Here's a good site where you can quickly view a lot of grain-free foods and their analysis on one page:

The Dog Food Project - Grain Free Dog Foods

Looks like Canine Caviar Venison and Split Pea would fit it with your requirements as well as Natural Balance Sweet Potato and Venison.


----------



## Angelina03 (Jan 9, 2012)

Isn't fiber going to make his stools even softer?


----------



## Emoore (Oct 9, 2002)

Angelina03 said:


> Isn't fiber going to make his stools even softer?


If your goal is to firm up the stools you want soluble fiber.
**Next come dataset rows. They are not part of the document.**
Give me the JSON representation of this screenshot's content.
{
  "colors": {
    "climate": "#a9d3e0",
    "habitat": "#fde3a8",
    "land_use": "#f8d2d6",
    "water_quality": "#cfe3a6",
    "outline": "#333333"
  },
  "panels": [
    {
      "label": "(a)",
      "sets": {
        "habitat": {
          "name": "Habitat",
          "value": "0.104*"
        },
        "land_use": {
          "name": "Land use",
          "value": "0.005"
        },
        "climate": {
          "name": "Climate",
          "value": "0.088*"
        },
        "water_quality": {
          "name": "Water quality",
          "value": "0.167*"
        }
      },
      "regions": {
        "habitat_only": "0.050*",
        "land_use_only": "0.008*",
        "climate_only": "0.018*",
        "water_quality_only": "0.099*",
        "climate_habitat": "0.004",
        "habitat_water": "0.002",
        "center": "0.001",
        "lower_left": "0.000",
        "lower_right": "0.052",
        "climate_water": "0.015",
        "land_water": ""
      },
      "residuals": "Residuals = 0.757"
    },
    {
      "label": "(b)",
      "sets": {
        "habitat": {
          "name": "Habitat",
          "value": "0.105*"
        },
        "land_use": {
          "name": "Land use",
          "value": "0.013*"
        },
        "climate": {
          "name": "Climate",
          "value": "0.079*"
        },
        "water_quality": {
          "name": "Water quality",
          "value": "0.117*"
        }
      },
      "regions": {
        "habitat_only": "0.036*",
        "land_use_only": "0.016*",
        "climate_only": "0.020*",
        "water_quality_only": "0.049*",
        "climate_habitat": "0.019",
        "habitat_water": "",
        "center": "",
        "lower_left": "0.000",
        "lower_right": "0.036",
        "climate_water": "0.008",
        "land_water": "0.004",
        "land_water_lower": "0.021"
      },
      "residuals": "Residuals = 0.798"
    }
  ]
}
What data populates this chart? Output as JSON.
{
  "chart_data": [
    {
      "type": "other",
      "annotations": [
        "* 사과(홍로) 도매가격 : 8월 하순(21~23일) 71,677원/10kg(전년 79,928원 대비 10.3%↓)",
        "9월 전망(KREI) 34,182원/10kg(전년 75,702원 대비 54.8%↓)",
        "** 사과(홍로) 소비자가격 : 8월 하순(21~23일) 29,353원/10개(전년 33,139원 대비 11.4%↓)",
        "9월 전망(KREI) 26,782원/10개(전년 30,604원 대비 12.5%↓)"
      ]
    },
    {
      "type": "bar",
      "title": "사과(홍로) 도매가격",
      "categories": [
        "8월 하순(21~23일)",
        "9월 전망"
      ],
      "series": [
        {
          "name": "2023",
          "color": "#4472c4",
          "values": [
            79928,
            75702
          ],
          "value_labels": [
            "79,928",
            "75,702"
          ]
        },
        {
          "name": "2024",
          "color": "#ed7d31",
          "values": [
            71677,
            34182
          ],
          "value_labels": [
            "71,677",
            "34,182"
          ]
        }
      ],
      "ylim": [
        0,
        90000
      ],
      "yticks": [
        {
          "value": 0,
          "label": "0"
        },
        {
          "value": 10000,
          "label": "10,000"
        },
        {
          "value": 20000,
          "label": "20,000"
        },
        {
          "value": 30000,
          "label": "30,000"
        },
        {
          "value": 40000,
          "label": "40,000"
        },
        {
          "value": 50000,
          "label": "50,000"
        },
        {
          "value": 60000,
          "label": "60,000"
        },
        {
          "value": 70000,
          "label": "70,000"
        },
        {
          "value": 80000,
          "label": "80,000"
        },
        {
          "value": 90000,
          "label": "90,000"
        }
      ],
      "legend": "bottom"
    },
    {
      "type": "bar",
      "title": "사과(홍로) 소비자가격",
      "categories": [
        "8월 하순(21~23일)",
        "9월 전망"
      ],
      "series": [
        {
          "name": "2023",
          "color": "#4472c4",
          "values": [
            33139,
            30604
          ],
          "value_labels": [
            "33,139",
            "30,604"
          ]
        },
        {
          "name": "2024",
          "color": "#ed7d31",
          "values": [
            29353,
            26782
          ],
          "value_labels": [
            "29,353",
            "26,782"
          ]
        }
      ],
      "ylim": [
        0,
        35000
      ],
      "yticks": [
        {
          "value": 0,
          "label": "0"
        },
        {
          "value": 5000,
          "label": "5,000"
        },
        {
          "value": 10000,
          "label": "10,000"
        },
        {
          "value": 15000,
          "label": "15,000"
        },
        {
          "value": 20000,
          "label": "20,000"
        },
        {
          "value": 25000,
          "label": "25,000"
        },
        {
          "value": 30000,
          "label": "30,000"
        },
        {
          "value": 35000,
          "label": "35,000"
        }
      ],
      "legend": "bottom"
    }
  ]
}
If your goal is to make them softer you want insoluble fiber.

Good sourced of soluble fiber include oatmeal, oat cereal, lentils, oat bran, strawberries, nuts, flaxseeds, beans, dried peas, and psyllium.


----------



## paulag1955 (Jun 29, 2010)

Angelina03 said:


> Isn't fiber going to make his stools even softer?


The additional fiber should absorb some of the excess moisture in the stools.


----------



## Angelina03 (Jan 9, 2012)

Good to know.


----------



## BlackGSD (Jan 4, 2005)

Some of the California Natural grain free formulas or Innova Prime grain free formulas fit your requirements.


----------



## kr16 (Apr 30, 2011)

Look at the natural balance synergy formula. Make sure its ok for pups, its made for what your looking for I believe.


----------



## BlackGSD (Jan 4, 2005)

kr16 said:


> Look at the natural balance synergy formula. Make sure its ok for pups, its made for what your looking for I believe.


Nope. The OP is looking for a grain free kibble that isn't chicken based. The Synergy kibble is a chicken and rice kibble. So not grain free and it has chicken.


----------